Personally, I always enjoy reading stories by Jules Verne and co. But it’s also the adventure aspect that makes the story so engaging. I think it’s important to keep a critical distance where necessary. Of course, this is a double-edged sword: part of the story is the encounter with the different. It is an important theme to discover and describe the new and unknown. From this point of view, adventure literature can contribute to an understanding of how stereotypes are created and why they catch on so easily.

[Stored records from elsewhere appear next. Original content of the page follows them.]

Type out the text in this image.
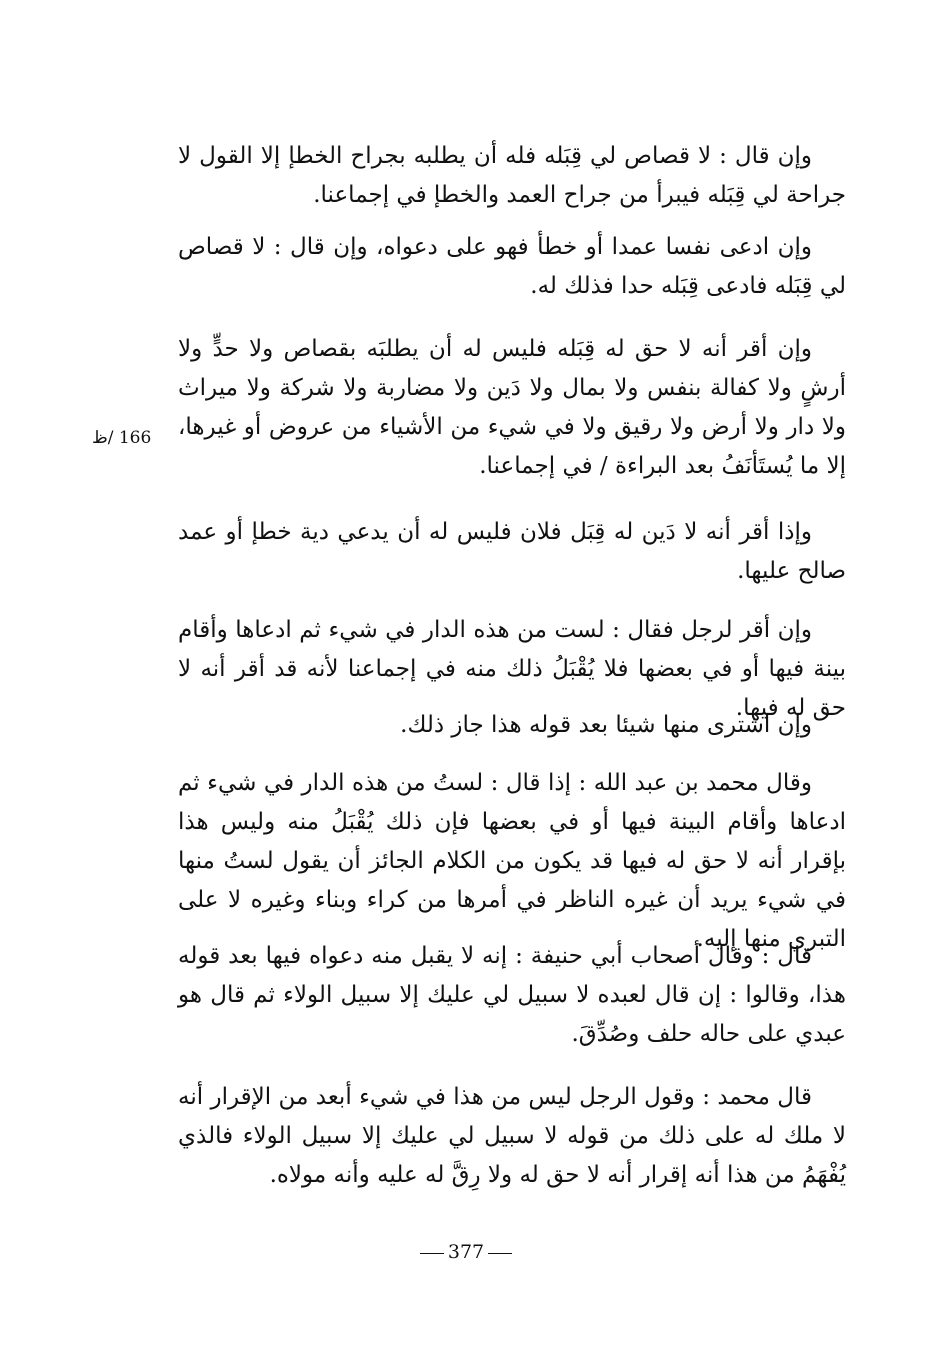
وإن قال : لا قصاص لي قِبَله فله أن يطلبه بجراح الخطإ إلا القول لا جراحة لي قِبَله فيبرأ من جراح العمد والخطإ في إجماعنا.

وإن ادعى نفسا عمدا أو خطأ فهو على دعواه، وإن قال : لا قصاص لي قِبَله فادعى قِبَله حدا فذلك له.

وإن أقر أنه لا حق له قِبَله فليس له أن يطلبَه بقصاص ولا حدٍّ ولا أرشٍ ولا كفالة بنفس ولا بمال ولا دَين ولا مضاربة ولا شركة ولا ميراث ولا دار ولا أرض ولا رقيق ولا في شيء من الأشياء من عروض أو غيرها، إلا ما يُستَأنَفُ بعد البراءة / في إجماعنا.

وإذا أقر أنه لا دَين له قِبَل فلان فليس له أن يدعي دية خطإ أو عمد صالح عليها.

وإن أقر لرجل فقال : لست من هذه الدار في شيء ثم ادعاها وأقام بينة فيها أو في بعضها فلا يُقْبَلُ ذلك منه في إجماعنا لأنه قد أقر أنه لا حق له فيها.

وإن اشترى منها شيئا بعد قوله هذا جاز ذلك.

وقال محمد بن عبد الله : إذا قال : لستُ من هذه الدار في شيء ثم ادعاها وأقام البينة فيها أو في بعضها فإن ذلك يُقْبَلُ منه وليس هذا بإقرار أنه لا حق له فيها قد يكون من الكلام الجائز أن يقول لستُ منها في شيء يريد أن غيره الناظر في أمرها من كراء وبناء وغيره لا على التبري منها إليه.

قال : وقال أصحاب أبي حنيفة : إنه لا يقبل منه دعواه فيها بعد قوله هذا، وقالوا : إن قال لعبده لا سبيل لي عليك إلا سبيل الولاء ثم قال هو عبدي على حاله حلف وصُدِّقَ.

قال محمد : وقول الرجل ليس من هذا في شيء أبعد من الإقرار أنه لا ملك له على ذلك من قوله لا سبيل لي عليك إلا سبيل الولاء فالذي يُفْهَمُ من هذا أنه إقرار أنه لا حق له ولا رِقَّ له عليه وأنه مولاه.

166 /ظ
377
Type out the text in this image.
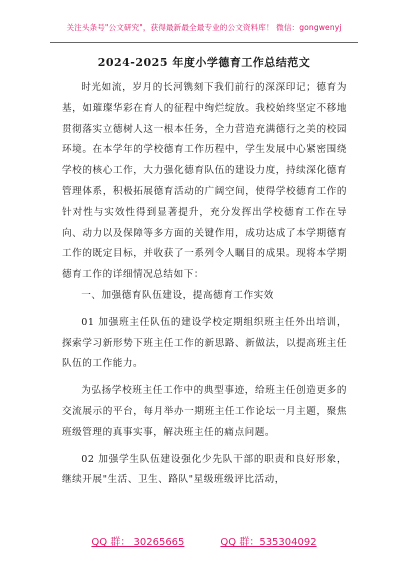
关注头条号"公文研究"，获得最新最全最专业的公文资料库！ 微信：gongwenyj
2024-2025 年度小学德育工作总结范文

时光如流，岁月的长河镌刻下我们前行的深深印记；德育为基，如璀璨华彩在育人的征程中绚烂绽放。我校始终坚定不移地贯彻落实立德树人这一根本任务，全力营造充满德行之美的校园环境。在本学年的学校德育工作历程中，学生发展中心紧密围绕学校的核心工作，大力强化德育队伍的建设力度，持续深化德育管理体系，积极拓展德育活动的广阔空间，使得学校德育工作的针对性与实效性得到显著提升，充分发挥出学校德育工作在导向、动力以及保障等多方面的关键作用，成功达成了本学期德育工作的既定目标，并收获了一系列令人瞩目的成果。现将本学期德育工作的详细情况总结如下：

一、加强德育队伍建设，提高德育工作实效

01 加强班主任队伍的建设学校定期组织班主任外出培训，探索学习新形势下班主任工作的新思路、新做法，以提高班主任队伍的工作能力。

为弘扬学校班主任工作中的典型事迹，给班主任创造更多的交流展示的平台，每月举办一期班主任工作论坛一月主题，聚焦班级管理的真事实事，解决班主任的痛点问题。

02 加强学生队伍建设强化少先队干部的职责和良好形象，继续开展"生活、卫生、路队"星级班级评比活动，

QQ 群： 30265665	QQ 群：535304092
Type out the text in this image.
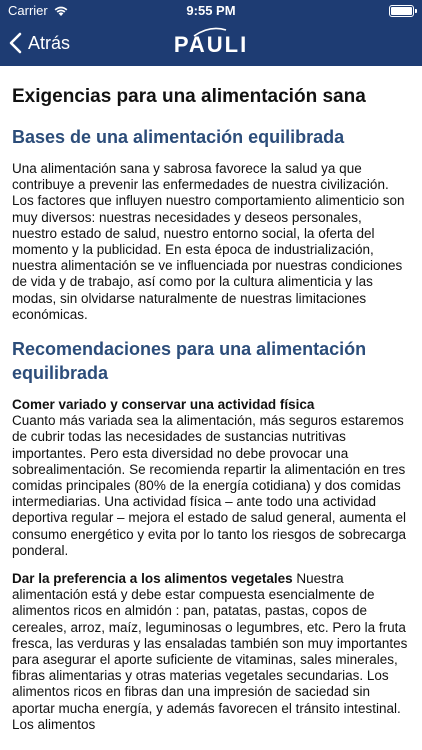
Carrier	9:55 PM
Atrás	PAULI
Exigencias para una alimentación sana
Bases de una alimentación equilibrada

Una alimentación sana y sabrosa favorece la salud ya que contribuye a prevenir las enfermedades de nuestra civilización. Los factores que influyen nuestro comportamiento alimenticio son muy diversos: nuestras necesidades y deseos personales, nuestro estado de salud, nuestro entorno social, la oferta del momento y la publicidad. En esta época de industrialización, nuestra alimentación se ve influenciada por nuestras condiciones de vida y de trabajo, así como por la cultura alimenticia y las modas, sin olvidarse naturalmente de nuestras limitaciones económicas.

Recomendaciones para una alimentación equilibrada

Comer variado y conservar una actividad física
Cuanto más variada sea la alimentación, más seguros estaremos de cubrir todas las necesidades de sustancias nutritivas importantes. Pero esta diversidad no debe provocar una sobrealimentación. Se recomienda repartir la alimentación en tres comidas principales (80% de la energía cotidiana) y dos comidas intermediarias. Una actividad física – ante todo una actividad deportiva regular – mejora el estado de salud general, aumenta el consumo energético y evita por lo tanto los riesgos de sobrecarga ponderal.

Dar la preferencia a los alimentos vegetales Nuestra alimentación está y debe estar compuesta esencialmente de alimentos ricos en almidón : pan, patatas, pastas, copos de cereales, arroz, maíz, leguminosas o legumbres, etc. Pero la fruta fresca, las verduras y las ensaladas también son muy importantes para asegurar el aporte suficiente de vitaminas, sales minerales, fibras alimentarias y otras materias vegetales secundarias. Los alimentos ricos en fibras dan una impresión de saciedad sin aportar mucha energía, y además favorecen el tránsito intestinal. Los alimentos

Who would have thought that the old adventure novel can still give so much besides entertainment? In any case, the expedition into the jungle promises to be challenging.

The expedition team

Enough of the classification, let’s get to the fun part. My jungle is growing and it’s time to fill it with life. First, a squad ventures into the jungle for the expedition, which consists of a colorful mix.

There is, of course, a British lord who pays for the whole affair. He is probably an experienced big game hunter and promises himself wealth, fame or simply something exotic in front of the shotgun from discoveries in the jungle.

The group is led by an intrepid adventurer. Perhaps he is American. He is a ladies’ man and never at a loss for a dry wit. With his machete he makes his way through the jungle and takes on giant snakes if necessary.

The quirky explorer is the man who knows all the flora and fauna of the known earth by heart and provides instant assessments of newly discovered things. He likes to be naïve and inspired by a sincere spirit of research. When it comes down to it, to everyone’s surprise, he can also energetically help himself – alternatively, he is good at running or hiding.

Also, the token woman. She is a researcher who is not taken seriously. She is someone’s wife or there is some other reason why she has to be there. Of course she tends to annoy at least one of the team and turn our adventurer’s head. If there are deadly dangers, then she will definitely survive.

Finally, the loudmouth. He’s a daredevil who’s seen it all and doesn’t need any explanations. Armed and eager to fight, he would prefer to solve everything by force. He is a demanding guy, who condescends to women and underestimates people and animals. Most likely he will not survive the expedition and probably the others will not even mind.

The miniatures

The miniatures are all from the “Safari into Danger” set from Pulp Figures. I didn’t rebuild anything at all and glued the figures to body disks as bases to match the rest of the figures in the project. This is my first Pulp Figures set and I am absolutely pleased. Minimal cleaning required, nice poses and overall a worthy look. I added some additional jungle flair to the bases.

Undoubtedly, I will expand the collection. From Pulp Figures there are still some sets, for which I have many ideas. Maybe there will be more explorers, maybe some soldiers or mercenaries. Surely archaeologists and trophy collectors will show up in the jungle. Maybe you will also meet cannibals? It remains exciting. Let’s go on an expedition into the jungle!